A proposta do Fernando Haddad e do presidente Lula era que fosse de 20% até 22%, o valor do tributo no consumo, porque o nosso modelo é tributado no consumo. A proposta era essa.

Por que não virou, ficou em 26,5? Porque tem que entrar em vigor a partir de 1º de janeiro de 2033, por conta dos grandes interesses, dos grandes grupos empresariais, que só no ano passado a renúncia fiscal foi de 800 bilhões de reais que o governo federal fez.

O governo federal, através do Congresso, não teve força, não teve base aliada suficiente para impedir a renúncia fiscal de 800 bilhões, que não é para o pequeno produtor, deputado Ortiz, os 800 bilhões de renúncia de grandes grupos empresariais, setor de óleo e gás, montadoras, são os grandes grupos empresariais, e outros.

Por último, presidente, eu quero... Eu tinha visto o deputado Fábio Faria de Sá por aí.

 

O SR. PRESIDENTE - ALEX MADUREIRA - PL - Para concluir, deputado.

 

O SR. TEONILIO BARBA - PT - Só para concluir, eu gasto menos de 30 segundos: só para dizer que também foi sancionado um projeto meu e do Fábio Faria de Sá, agora, no dia 17 de março, que tomba a Escola             Lavapés Pirata Negro e a declara como patrimônio cultural e imaterial do estado de São Paulo.

Muito obrigado, Sr. Presidente.

 

O SR. PRESIDENTE - ALEX MADUREIRA - PL - Obrigado, deputado Teonilio Barba. Para discutir a favor, o deputado Guto Zacarias.

 

O SR. GUTO ZACARIAS - MISSÃO - SEM REVISÃO DO ORADOR - Boa noite a todos os presentes. Boa noite, presidente, todos os assessores parlamentares que nos acompanham neste momento, todo mundo que nos acompanha pelas redes sociais, pela TV Alesp, todos os policiais militares, nossos heróis de farda que fazem a nossa proteção no dia de hoje.

Presidente, 17 de março de 2026, o dia em que Tarcísio de Freitas “dilmou”. Dia 17 de março de 2026, o dia em que Tarcísio de Freitas resolveu “lular”. Olha o nível do projeto que vamos votar hoje.

Eu li o projeto e, ao final, quando vi o nome de Tarcísio de Freitas, eu fiquei absolutamente surpreso. Eu pensei que, ao final desse projeto, eu veria o nome do Lula, veria o nome da Dilma, que o projeto iria ser assinado por Fernando Haddad.

Olha isso: o governador Tarcísio envia para a Assembleia Legislativa do Estado de São Paulo um projeto que solicita um empréstimo de 14 bilhões de reais para, em pleno ano eleitoral, fazer um projeto que a imprensa está chamando de “‘Bolsa Família’ do Tarcísio”.

Isso é coisa de governador de direita? Isso é coisa de uma pessoa liberal? Pegar um empréstimo de 14 bilhões de reais para fazer um projeto que a imprensa tem chamado de “‘Bolsa Família’ do Tarcísio”? Tem algum tipo de lógica?
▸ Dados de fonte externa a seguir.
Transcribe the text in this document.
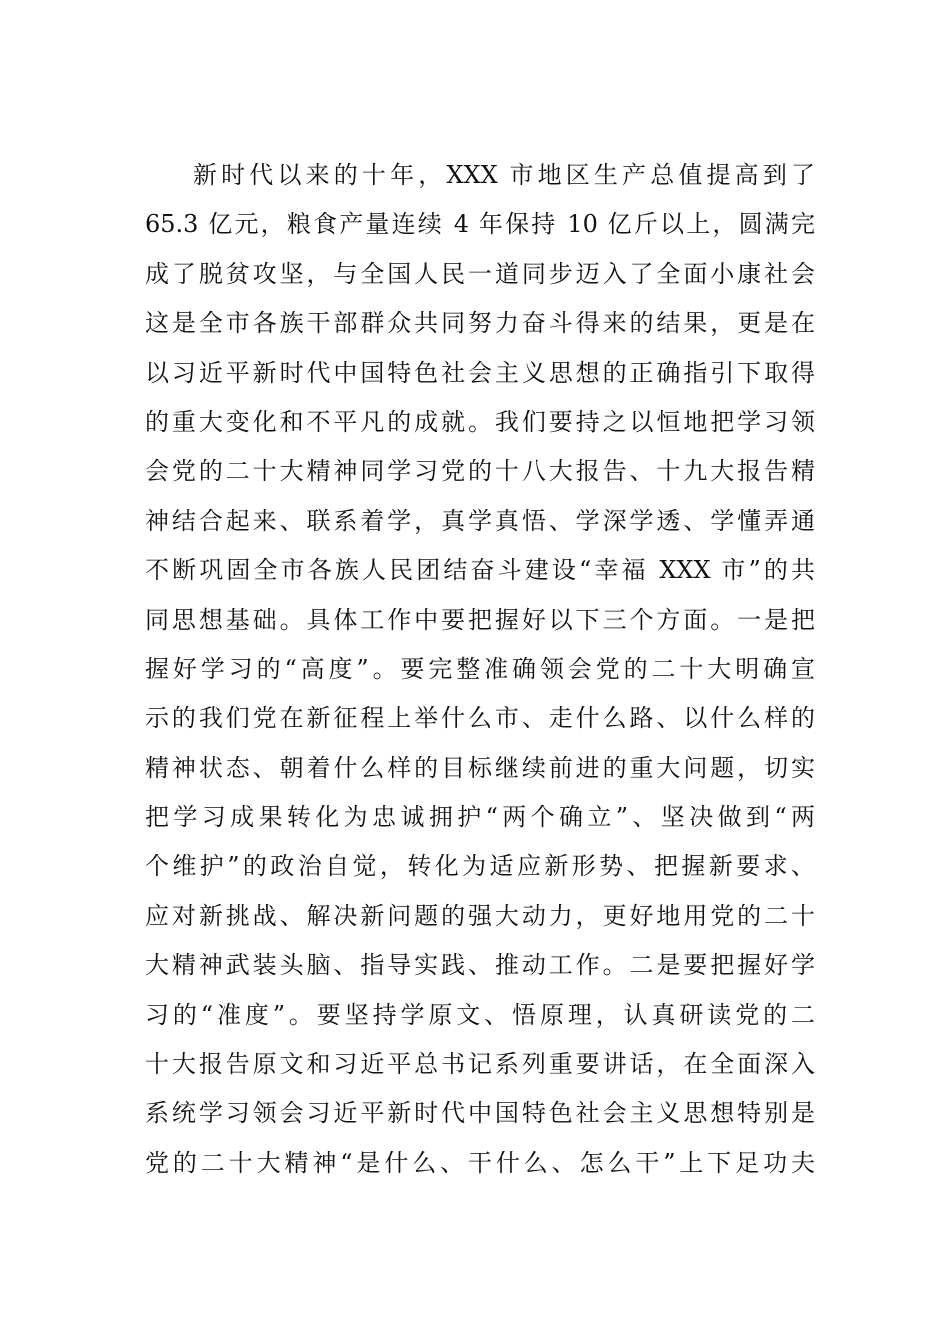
新时代以来的十年，XXX 市地区生产总值提高到了
65.3 亿元，粮食产量连续 4 年保持 10 亿斤以上，圆满完
成了脱贫攻坚，与全国人民一道同步迈入了全面小康社会
这是全市各族干部群众共同努力奋斗得来的结果，更是在
以习近平新时代中国特色社会主义思想的正确指引下取得
的重大变化和不平凡的成就。我们要持之以恒地把学习领
会党的二十大精神同学习党的十八大报告、十九大报告精
神结合起来、联系着学，真学真悟、学深学透、学懂弄通
不断巩固全市各族人民团结奋斗建设“幸福 XXX 市”的共
同思想基础。具体工作中要把握好以下三个方面。一是把
握好学习的“高度”。要完整准确领会党的二十大明确宣
示的我们党在新征程上举什么市、走什么路、以什么样的
精神状态、朝着什么样的目标继续前进的重大问题，切实
把学习成果转化为忠诚拥护“两个确立”、坚决做到“两
个维护”的政治自觉，转化为适应新形势、把握新要求、
应对新挑战、解决新问题的强大动力，更好地用党的二十
大精神武装头脑、指导实践、推动工作。二是要把握好学
习的“准度”。要坚持学原文、悟原理，认真研读党的二
十大报告原文和习近平总书记系列重要讲话，在全面深入
系统学习领会习近平新时代中国特色社会主义思想特别是
党的二十大精神“是什么、干什么、怎么干”上下足功夫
Pegar um empréstimo desse valor, que passa até de 14 bilhões de reais, com todos os juros que a gente tem, que vai aumentar o endividamento do estado de São Paulo, com todos os problemas que São Paulo tem e que, ao invés de ir para salário de professor, ir para salário de policial, é para fazer benefício social em pleno ano eleitoral?

Esse é o maior agravante. Todo mundo sabe o que significa um projeto como esse, da superação da pobreza, que pode, em pleno ano eleitoral, dar até 600 reais para as famílias. A gente pode discutir mais para a frente a necessidade desse projeto, mas colocá-lo em campo em pleno ano eleitoral é muito esquisito.

Para fazer uma coisa como essa, deveria evidentemente pegar dinheiro que o Estado já tem, já que o estado de São Paulo se gaba, com razão, de ser um dos poucos estados que tem superávit.

Se falta dinheiro para fazer esse projeto, o que deveria ser feito? Cortar gastos, privatizar estatais, acabar com supersalários da elite do Poder Judiciário, da elite do serviço público, cortar privilégios. A gente sabe os privilégios gigantescos que nós temos aqui no estado de São Paulo. Se quer fazer um projeto de benefício social, que corte gastos.

Não faz o menor sentido pegar um empréstimo na casa de 14 bilhões de reais para fazer um projeto de benefício social que a imprensa tem chamado de “‘Bolsa Família’ do Tarcísio”, já que vai dar, em pleno ano eleitoral, até 600 reais para as famílias.

Aqui na Assembleia nós temos vários deputados que são da ala mais à direita. Eu sou do MBL, o deputado Leo é do Partido Novo, tem deputados que são bolsonaristas, deputados ligados à igreja, deputados ligados à polícia.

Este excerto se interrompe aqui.